Pat Metheny | Side-Eye III+
著名なジャズギタリスト兼作曲家、パット・メセニーが、新たに設立したレーベル「Uniquity Music」からの第一弾作品となる「Side-Eye III+」でカムバック。このアルバムは、メセニーの長年にわたるプロジェクト「Side-Eye」の大きな進化を示すものであり、自身の音楽界における並外れた若き才能を発掘するプラットフォームとして彼が築き上げたコンセプトをさらに発展させています。
このアルバムの核心は、メセニー、キーボード奏者のクリス・フィッシュマン、そしてドラマーのジョー・ダイソンによる直感的な相互作用を捉えている点にある。彼らは世界中のステージでサイドアイ・アンサンブルの中核を担ってきたトリオである。しかし、スタジオでは、音楽はより壮大なビジョンを描き出し、より幅広いオーケストラ表現を必要としていた。このより広がりのあるサウンドを実現するために、メセニーはベーシストのダリル・ジョンズ、ハープ奏者のブランディー・ヤンガー、パーカッショニストのルイス・コンテ、そしてテイク6のマーク・キブル率いるボーカルアンサンブルなど、新たなミュージシャンをメンバーに加え、バンドを拡張した。

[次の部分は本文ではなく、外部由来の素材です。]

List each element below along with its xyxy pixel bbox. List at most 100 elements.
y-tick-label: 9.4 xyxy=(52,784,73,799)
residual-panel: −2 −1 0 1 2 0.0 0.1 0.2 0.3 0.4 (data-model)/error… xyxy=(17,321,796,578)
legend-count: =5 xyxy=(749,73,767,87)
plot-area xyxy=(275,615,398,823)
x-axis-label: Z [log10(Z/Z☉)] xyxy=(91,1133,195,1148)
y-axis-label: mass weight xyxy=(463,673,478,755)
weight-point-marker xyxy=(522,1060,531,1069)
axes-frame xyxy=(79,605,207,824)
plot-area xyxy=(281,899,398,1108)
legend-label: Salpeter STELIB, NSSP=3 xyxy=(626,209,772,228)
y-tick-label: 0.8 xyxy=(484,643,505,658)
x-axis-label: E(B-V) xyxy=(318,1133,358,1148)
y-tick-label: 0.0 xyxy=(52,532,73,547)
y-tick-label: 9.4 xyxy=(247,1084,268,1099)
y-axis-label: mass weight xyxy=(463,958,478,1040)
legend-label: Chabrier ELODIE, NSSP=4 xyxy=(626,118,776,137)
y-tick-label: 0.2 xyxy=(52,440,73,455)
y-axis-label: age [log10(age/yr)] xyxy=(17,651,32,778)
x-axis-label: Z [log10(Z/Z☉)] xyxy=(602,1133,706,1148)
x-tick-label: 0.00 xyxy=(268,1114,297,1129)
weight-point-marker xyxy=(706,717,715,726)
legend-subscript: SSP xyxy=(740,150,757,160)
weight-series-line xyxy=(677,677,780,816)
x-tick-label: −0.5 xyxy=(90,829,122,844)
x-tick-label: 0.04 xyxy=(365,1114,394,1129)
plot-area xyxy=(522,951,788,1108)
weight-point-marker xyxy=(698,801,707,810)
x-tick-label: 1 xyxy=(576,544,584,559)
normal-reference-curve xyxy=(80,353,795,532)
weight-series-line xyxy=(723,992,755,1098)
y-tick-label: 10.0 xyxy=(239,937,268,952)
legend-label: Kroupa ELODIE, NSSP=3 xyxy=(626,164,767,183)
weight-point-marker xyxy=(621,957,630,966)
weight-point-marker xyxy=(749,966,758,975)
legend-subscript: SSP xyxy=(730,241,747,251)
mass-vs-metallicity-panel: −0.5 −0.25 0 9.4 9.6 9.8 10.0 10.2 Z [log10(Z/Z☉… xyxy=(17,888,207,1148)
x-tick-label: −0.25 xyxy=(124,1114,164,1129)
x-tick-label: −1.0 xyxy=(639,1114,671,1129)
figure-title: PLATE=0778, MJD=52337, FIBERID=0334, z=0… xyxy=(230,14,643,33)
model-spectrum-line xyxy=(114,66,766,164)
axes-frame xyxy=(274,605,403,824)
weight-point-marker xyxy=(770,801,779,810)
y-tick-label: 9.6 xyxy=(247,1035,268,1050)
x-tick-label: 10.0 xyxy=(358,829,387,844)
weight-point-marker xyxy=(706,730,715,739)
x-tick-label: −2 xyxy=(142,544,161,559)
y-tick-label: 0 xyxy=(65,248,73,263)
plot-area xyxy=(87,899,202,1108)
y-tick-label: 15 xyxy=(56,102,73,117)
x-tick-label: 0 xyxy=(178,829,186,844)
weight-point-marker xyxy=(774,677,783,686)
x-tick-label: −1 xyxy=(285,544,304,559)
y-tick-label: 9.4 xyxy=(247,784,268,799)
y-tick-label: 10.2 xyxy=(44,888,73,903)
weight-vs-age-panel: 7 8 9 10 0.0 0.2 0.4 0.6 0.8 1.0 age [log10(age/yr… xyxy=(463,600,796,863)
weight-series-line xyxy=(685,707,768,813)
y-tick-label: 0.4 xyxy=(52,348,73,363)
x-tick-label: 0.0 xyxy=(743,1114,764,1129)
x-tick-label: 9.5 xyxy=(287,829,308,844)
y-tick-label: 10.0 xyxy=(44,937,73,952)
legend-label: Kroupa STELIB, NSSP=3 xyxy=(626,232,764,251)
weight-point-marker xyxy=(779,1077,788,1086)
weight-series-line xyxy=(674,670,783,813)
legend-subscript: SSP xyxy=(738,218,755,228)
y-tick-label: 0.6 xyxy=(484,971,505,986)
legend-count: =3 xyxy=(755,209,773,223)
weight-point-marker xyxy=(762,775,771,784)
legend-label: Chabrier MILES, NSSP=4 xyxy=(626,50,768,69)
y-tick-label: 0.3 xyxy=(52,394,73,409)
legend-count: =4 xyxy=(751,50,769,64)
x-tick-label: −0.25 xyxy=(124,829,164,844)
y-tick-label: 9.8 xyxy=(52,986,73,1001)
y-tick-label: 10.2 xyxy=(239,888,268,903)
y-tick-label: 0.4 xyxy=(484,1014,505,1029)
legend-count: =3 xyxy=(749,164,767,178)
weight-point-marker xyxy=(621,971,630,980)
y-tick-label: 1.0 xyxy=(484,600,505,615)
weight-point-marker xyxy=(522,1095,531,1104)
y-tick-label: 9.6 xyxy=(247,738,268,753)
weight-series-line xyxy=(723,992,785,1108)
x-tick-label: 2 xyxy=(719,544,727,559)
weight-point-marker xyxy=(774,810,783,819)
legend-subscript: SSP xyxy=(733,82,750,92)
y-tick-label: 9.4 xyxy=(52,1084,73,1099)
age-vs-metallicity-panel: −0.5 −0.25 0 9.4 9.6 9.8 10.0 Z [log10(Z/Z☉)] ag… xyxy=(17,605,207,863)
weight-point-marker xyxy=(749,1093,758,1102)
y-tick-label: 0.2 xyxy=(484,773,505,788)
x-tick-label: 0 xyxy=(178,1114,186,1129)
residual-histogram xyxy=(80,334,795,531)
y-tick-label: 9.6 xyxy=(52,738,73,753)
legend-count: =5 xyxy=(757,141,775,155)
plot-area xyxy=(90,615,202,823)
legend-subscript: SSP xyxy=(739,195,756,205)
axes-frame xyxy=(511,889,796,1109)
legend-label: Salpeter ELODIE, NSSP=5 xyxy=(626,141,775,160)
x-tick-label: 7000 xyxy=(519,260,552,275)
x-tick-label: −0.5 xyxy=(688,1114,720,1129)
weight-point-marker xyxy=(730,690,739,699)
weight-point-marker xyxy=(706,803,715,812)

「Side-Eye III+」は、即時性と深みを兼ね備えたレコーディングが施されています。タイトなアンサンブルの精密さと、豊かで探求的な即興演奏が融合しています。多様なミュージシャンが参加したこのアルバムは、メセニーの生涯にわたる音楽への探究心、コラボレーション、そして限界を打ち破る芸術的表現への献身を際立たせています。
サイド・アイは、ジャズギタリスト兼作曲家のパット・メセニーが長年にわたり築き上げてきた音楽コンセプトです。柔軟性が高くライブ志向のアンサンブルとして、優れた若手ミュージシャンにスポットライトを当てながら、ライブパフォーマンスの特徴である即時性とリスクテイクを重視しています。メセニーが長年手掛けてきた他のバンドとは異なり、サイド・アイはツアーごとに進化するローテーション・プロジェクトとして機能し、メセニーの作曲におけるアイデンティティを維持しながら、新しい才能を音楽に取り込んでいます。
このコンセプトは2020年代初頭に公開され、ニューヨーク市のヴィレッジ・ヴァンガードで録音されたライブアルバム『Side-Eye NYC(V1.IV)』に記録されました。
Side-Eyeの根底にあるのは、メセニーが自身の音楽に新たなエネルギー、新たな視点、そして卓越した技術力をもたらすミュージシャンと緊密に連携するという明確な意志です。このプロジェクトは、メンターシップに基づいた環境として機能し、若手ミュージシャンは単なるバックミュージシャンとしてではなく、メセニーのレパートリーにおける完全な創造的責任を負います。